Interventions: Standard 2-dimensional transthoracic Doppler echocardiography. Venous samples were obtained the same day that echocardiography was performed.

Main outcome measures: Pulmonary artery systolic pressure (PASP) was determined. Levels of D-dimer, fibrinogen, and von Willebrand factor (vWF) in plasma were measured.

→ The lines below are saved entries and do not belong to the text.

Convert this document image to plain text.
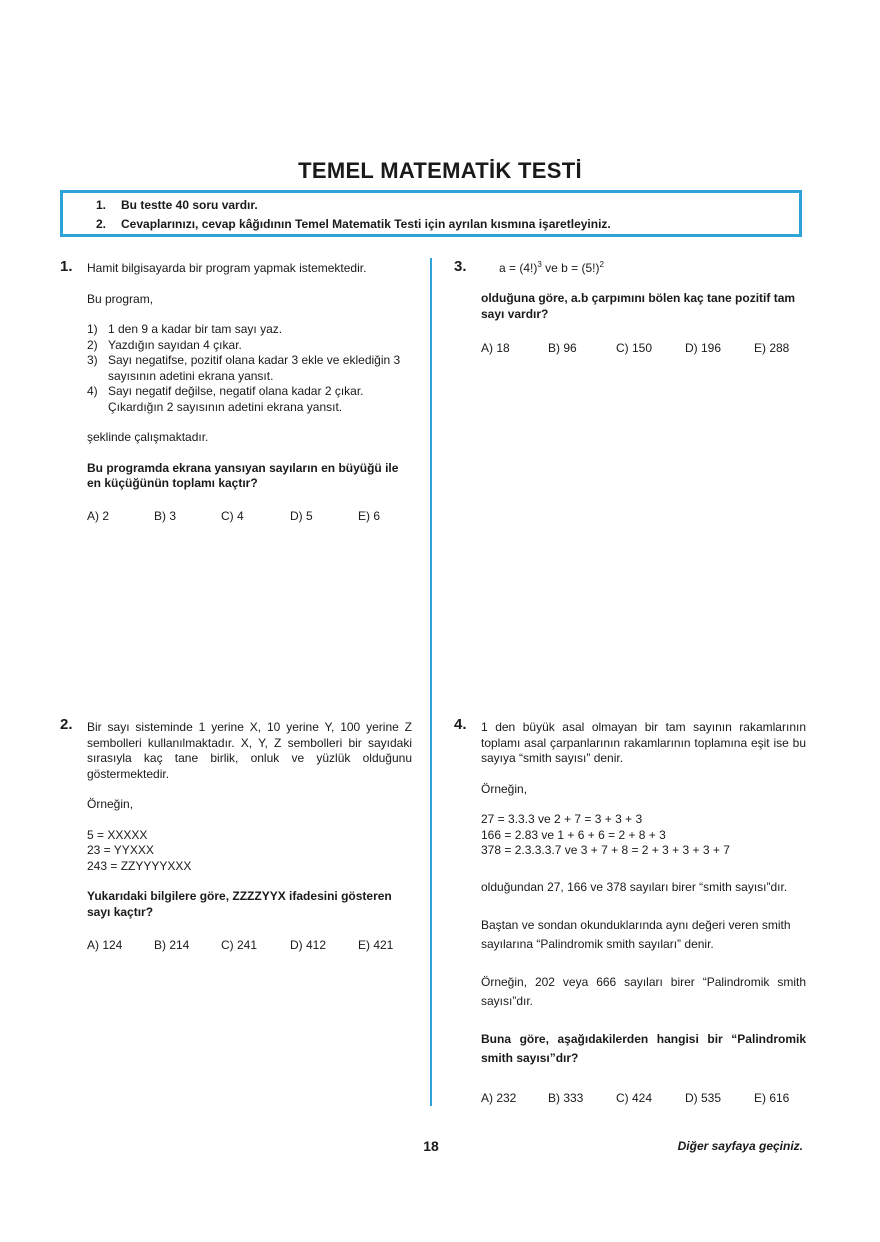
TEMEL MATEMATİK TESTİ
1. Bu testte 40 soru vardır.
2. Cevaplarınızı, cevap kâğıdının Temel Matematik Testi için ayrılan kısmına işaretleyiniz.
1. Hamit bilgisayarda bir program yapmak istemektedir.

Bu program,

1) 1 den 9 a kadar bir tam sayı yaz.
2) Yazdığın sayıdan 4 çıkar.
3) Sayı negatifse, pozitif olana kadar 3 ekle ve eklediğin 3 sayısının adetini ekrana yansıt.
4) Sayı negatif değilse, negatif olana kadar 2 çıkar. Çıkardığın 2 sayısının adetini ekrana yansıt.

şeklinde çalışmaktadır.

Bu programda ekrana yansıyan sayıların en büyüğü ile en küçüğünün toplamı kaçtır?

A) 2	B) 3	C) 4	D) 5	E) 6
2. Bir sayı sisteminde 1 yerine X, 10 yerine Y, 100 yerine Z sembolleri kullanılmaktadır. X, Y, Z sembolleri bir sayıdaki sırasıyla kaç tane birlik, onluk ve yüzlük olduğunu göstermektedir.

Örneğin,

5 = XXXXX

23 = YYXXX

243 = ZZYYYYXXX

Yukarıdaki bilgilere göre, ZZZZYYX ifadesini gösteren sayı kaçtır?

A) 124	B) 214	C) 241	D) 412	E) 421
3.	$a = (4!)^3$ ve $b = (5!)^2$

olduğuna göre, a.b çarpımını bölen kaç tane pozitif tam sayı vardır?

A) 18	B) 96	C) 150	D) 196	E) 288
4. 1 den büyük asal olmayan bir tam sayının rakamlarının toplamı asal çarpanlarının rakamlarının toplamına eşit ise bu sayıya “smith sayısı” denir.

Örneğin,

27 = 3.3.3 ve 2 + 7 = 3 + 3 + 3

166 = 2.83 ve 1 + 6 + 6 = 2 + 8 + 3

378 = 2.3.3.3.7 ve 3 + 7 + 8 = 2 + 3 + 3 + 3 + 7

olduğundan 27, 166 ve 378 sayıları birer “smith sayısı”dır.

Baştan ve sondan okunduklarında aynı değeri veren smith sayılarına “Palindromik smith sayıları” denir.

Örneğin, 202 veya 666 sayıları birer “Palindromik smith sayısı”dır.

Buna göre, aşağıdakilerden hangisi bir “Palindromik smith sayısı”dır?

A) 232	B) 333	C) 424	D) 535	E) 616
18	Diğer sayfaya geçiniz.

Results: Patients had a mean (SD) PASP that was significantly higher than that of healthy controls (42.16 [8.49] mm Hg in patients vs 27.69 [6.54] mm Hg in healthy controls; P < .001). No significant differences in PASP were found between patients with KTS and patients with venous malformations (P = .80). We observed significant differences in the mean (SD) levels of vWF between patients and healthy controls (124.41% [52.28%] in patients vs 92.69% [28.92%] in controls; P = .01) and also in levels of D-dimer (1032.99 [1367.0] ng/mL in patients vs 102.97 [29.39] ng/mL in healthy controls; P < .001). There was a moderate positive correlation between levels of vWF and levels of PASP (r = 0.42; P = .001) and a high positive correlation between D-dimer and PASP (r = 0.52; P < .001)

Conclusions: The presence of pulmonary arterial hypertension in patients with extensive slow-flow vascular malformations is not an isolated feature but is relatively frequent. Levels of D-dimer correlate with PASP in these patients.